With all the talk about “employee engagement,” it’s only fair to ask, “Can I really get all the people in my organization to give their best – every day?”
The short answer is probably not “all.” But with the right amount of effort you can get “most” of them to give their best … most of the time. And that’s a lot better than where most companies are right now.
Boiled down to its simplest parts, employee engagement is about connecting with employees and getting them focused. It requires an ongoing and consistent effort by managers to bring out the best in people.
Employee engagement takes practice
You don’t need to be good friends with every employee – but it does help to build cordial relationships. That makes working with people more productive and cohesive.
People get more engaged in their work when the work means something to them, when they understand their role in the organization, and when they can see and appreciate the results of their own efforts.
Here are some “hands on” ways leaders can work to improve interactions and create a deeper connection with employees and colleagues:
- Make it personal. Use people’s names when talking to them – from the janitor to the CEO. Even better, use the names of their significant others – spouses, kids, parents – when possible.
- Say more than hello. Sometimes it’s necessary to cut to the chase and get to the business at hand – a project, deadline, important question, etc. But in other circumstances, there’s time to show interest in employees’ and colleagues’ lives. Instead of a generic “How are you?” ask about something that affects them.
- Talk about their interests. People surround themselves with hints of what interests them outside of work (for instance, sports ticket stubs, photos of beach trips, logo T-shirts from local events, race medals, certificates of appreciation from philanthropic groups, etc.). Look for those hints and ask about them. Once you know a little about what they do outside work, you have a starter for other conversations: “How did your son’s soccer game turn out?” “Where did you volunteer this weekend?” “Planning any vacations?”
- Show appreciation. Avoid waiting for the end of a project or annual reviews to thank employees and coworkers for their contributions. And it’s OK to say thanks for the little things they bring to the table – a good sense of humor, a sharp eye for errors, an impeccable work station, a positive attitude.
- Make others feel important.

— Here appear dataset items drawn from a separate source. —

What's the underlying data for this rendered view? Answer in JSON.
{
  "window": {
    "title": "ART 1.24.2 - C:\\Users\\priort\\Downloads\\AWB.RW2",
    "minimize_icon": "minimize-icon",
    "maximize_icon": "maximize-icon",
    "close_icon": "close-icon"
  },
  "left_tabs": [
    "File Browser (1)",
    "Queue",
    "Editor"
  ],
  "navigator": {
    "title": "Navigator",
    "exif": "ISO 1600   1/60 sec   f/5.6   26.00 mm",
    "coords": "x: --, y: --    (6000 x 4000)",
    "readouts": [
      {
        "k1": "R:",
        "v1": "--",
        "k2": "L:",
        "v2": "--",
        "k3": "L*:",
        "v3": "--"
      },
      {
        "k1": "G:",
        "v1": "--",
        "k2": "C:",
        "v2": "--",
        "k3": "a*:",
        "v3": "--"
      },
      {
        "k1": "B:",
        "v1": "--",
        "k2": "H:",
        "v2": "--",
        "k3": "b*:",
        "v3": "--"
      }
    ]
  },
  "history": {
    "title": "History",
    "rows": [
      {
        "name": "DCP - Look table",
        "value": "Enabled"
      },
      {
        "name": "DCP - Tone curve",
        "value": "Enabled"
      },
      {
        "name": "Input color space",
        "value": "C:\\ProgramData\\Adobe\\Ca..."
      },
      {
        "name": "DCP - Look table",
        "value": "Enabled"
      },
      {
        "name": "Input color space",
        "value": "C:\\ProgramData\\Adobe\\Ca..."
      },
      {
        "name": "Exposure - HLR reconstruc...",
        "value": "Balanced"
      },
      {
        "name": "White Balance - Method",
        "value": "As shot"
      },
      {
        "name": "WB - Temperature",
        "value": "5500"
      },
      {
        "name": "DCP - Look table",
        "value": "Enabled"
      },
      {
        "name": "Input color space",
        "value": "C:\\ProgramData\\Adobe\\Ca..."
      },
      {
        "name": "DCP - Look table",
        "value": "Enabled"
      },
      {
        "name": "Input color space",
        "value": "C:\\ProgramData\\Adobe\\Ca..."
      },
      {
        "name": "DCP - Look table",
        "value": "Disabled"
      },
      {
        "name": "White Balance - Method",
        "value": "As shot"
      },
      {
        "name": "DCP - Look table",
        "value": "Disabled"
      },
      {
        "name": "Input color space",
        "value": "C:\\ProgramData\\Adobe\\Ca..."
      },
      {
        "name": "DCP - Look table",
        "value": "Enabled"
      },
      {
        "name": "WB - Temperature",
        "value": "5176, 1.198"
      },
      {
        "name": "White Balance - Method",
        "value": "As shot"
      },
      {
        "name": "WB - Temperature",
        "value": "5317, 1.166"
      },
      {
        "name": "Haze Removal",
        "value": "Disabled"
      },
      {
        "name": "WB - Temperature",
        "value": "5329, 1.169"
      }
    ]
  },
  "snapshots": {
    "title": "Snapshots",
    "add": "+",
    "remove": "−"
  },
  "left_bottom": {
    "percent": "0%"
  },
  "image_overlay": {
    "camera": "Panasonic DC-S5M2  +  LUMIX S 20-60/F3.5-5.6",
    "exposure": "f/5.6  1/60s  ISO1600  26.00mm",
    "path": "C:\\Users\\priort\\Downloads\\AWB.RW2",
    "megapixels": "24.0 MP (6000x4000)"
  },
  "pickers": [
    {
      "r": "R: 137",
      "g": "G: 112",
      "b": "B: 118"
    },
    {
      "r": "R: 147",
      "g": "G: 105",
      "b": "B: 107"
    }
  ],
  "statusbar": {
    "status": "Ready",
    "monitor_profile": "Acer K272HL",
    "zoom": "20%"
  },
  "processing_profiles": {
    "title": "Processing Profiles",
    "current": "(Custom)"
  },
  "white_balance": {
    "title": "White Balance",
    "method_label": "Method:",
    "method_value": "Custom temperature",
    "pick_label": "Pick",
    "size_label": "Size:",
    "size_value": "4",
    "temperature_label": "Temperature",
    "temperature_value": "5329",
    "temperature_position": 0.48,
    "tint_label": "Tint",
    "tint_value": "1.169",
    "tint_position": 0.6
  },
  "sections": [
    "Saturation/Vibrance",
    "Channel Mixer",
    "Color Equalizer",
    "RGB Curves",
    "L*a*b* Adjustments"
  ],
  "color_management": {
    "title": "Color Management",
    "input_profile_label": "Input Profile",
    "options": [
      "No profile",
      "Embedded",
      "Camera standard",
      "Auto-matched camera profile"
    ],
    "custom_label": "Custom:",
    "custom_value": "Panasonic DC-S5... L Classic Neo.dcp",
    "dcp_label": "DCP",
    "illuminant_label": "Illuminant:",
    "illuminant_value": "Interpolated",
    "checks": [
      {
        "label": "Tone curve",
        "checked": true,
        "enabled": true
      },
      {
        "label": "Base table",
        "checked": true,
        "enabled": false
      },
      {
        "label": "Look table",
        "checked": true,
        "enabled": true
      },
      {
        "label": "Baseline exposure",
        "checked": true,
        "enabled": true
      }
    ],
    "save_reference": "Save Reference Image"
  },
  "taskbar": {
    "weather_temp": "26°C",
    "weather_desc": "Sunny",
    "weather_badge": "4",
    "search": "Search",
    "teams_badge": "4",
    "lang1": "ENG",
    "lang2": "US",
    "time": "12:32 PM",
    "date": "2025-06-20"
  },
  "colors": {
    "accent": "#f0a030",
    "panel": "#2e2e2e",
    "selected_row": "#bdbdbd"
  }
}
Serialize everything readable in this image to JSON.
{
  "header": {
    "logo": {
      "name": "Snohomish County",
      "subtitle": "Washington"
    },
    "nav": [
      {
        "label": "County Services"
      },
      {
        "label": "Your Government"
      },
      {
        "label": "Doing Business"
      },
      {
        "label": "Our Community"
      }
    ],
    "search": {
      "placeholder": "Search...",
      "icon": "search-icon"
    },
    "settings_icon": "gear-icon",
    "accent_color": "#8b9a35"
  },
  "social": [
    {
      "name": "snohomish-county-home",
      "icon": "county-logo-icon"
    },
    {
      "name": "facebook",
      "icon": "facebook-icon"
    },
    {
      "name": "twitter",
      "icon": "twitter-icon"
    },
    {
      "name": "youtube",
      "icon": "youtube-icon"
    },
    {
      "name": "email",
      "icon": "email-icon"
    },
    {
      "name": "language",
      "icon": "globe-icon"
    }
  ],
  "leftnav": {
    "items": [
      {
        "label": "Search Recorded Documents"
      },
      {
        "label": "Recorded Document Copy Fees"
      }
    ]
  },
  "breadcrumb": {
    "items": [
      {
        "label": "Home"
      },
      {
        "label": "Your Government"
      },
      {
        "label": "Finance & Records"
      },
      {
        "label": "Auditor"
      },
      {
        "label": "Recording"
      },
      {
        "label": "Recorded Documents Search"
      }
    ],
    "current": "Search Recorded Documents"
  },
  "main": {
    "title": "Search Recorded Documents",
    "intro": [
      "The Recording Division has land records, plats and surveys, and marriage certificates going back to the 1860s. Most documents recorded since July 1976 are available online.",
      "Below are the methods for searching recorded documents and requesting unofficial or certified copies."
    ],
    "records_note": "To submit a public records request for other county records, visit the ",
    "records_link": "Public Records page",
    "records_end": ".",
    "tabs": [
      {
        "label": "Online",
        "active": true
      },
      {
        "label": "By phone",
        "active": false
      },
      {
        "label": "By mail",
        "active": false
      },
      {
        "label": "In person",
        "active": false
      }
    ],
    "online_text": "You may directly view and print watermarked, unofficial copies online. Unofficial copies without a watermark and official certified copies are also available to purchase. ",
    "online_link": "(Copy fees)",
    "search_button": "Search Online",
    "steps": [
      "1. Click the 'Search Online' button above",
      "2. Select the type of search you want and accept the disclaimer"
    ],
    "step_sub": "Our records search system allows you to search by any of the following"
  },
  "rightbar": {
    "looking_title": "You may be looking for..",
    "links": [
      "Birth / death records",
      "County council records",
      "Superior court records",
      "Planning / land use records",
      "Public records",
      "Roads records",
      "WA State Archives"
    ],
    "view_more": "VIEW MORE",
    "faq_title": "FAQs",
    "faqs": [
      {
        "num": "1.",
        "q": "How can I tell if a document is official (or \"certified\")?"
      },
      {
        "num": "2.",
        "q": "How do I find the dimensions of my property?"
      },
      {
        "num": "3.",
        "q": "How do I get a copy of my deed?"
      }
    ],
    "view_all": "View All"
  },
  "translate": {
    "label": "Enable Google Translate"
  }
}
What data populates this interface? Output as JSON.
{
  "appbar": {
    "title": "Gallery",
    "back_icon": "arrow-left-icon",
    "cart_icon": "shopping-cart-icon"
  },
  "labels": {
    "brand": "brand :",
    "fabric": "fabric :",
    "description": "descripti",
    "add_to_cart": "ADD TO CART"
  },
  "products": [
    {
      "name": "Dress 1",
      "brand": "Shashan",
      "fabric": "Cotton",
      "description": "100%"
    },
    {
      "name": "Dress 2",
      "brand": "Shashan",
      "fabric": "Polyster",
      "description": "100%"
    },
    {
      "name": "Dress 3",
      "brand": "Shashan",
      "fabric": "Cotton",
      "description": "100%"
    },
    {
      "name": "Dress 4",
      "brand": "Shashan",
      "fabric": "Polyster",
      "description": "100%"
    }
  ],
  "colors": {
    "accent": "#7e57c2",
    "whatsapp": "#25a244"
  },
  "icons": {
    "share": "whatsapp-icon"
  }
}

Feeling important is slightly different than feeling appreciated. Employees need to know they’re relevant. Let them know you recognize their contributions by referring to past successes when you talk to them personally and to others in meetings. Explain why their work was important.
- Recognize emotions. Work and life are roller coasters of emotions. Leaders don’t have to react to every peak and valley, but they’ll want to address the highs and lows they see. For instance, “You seem frustrated and anxious lately. Is something wrong that I can help with?” Or, “I can sense you’re very excited and proud. You deserve to be.”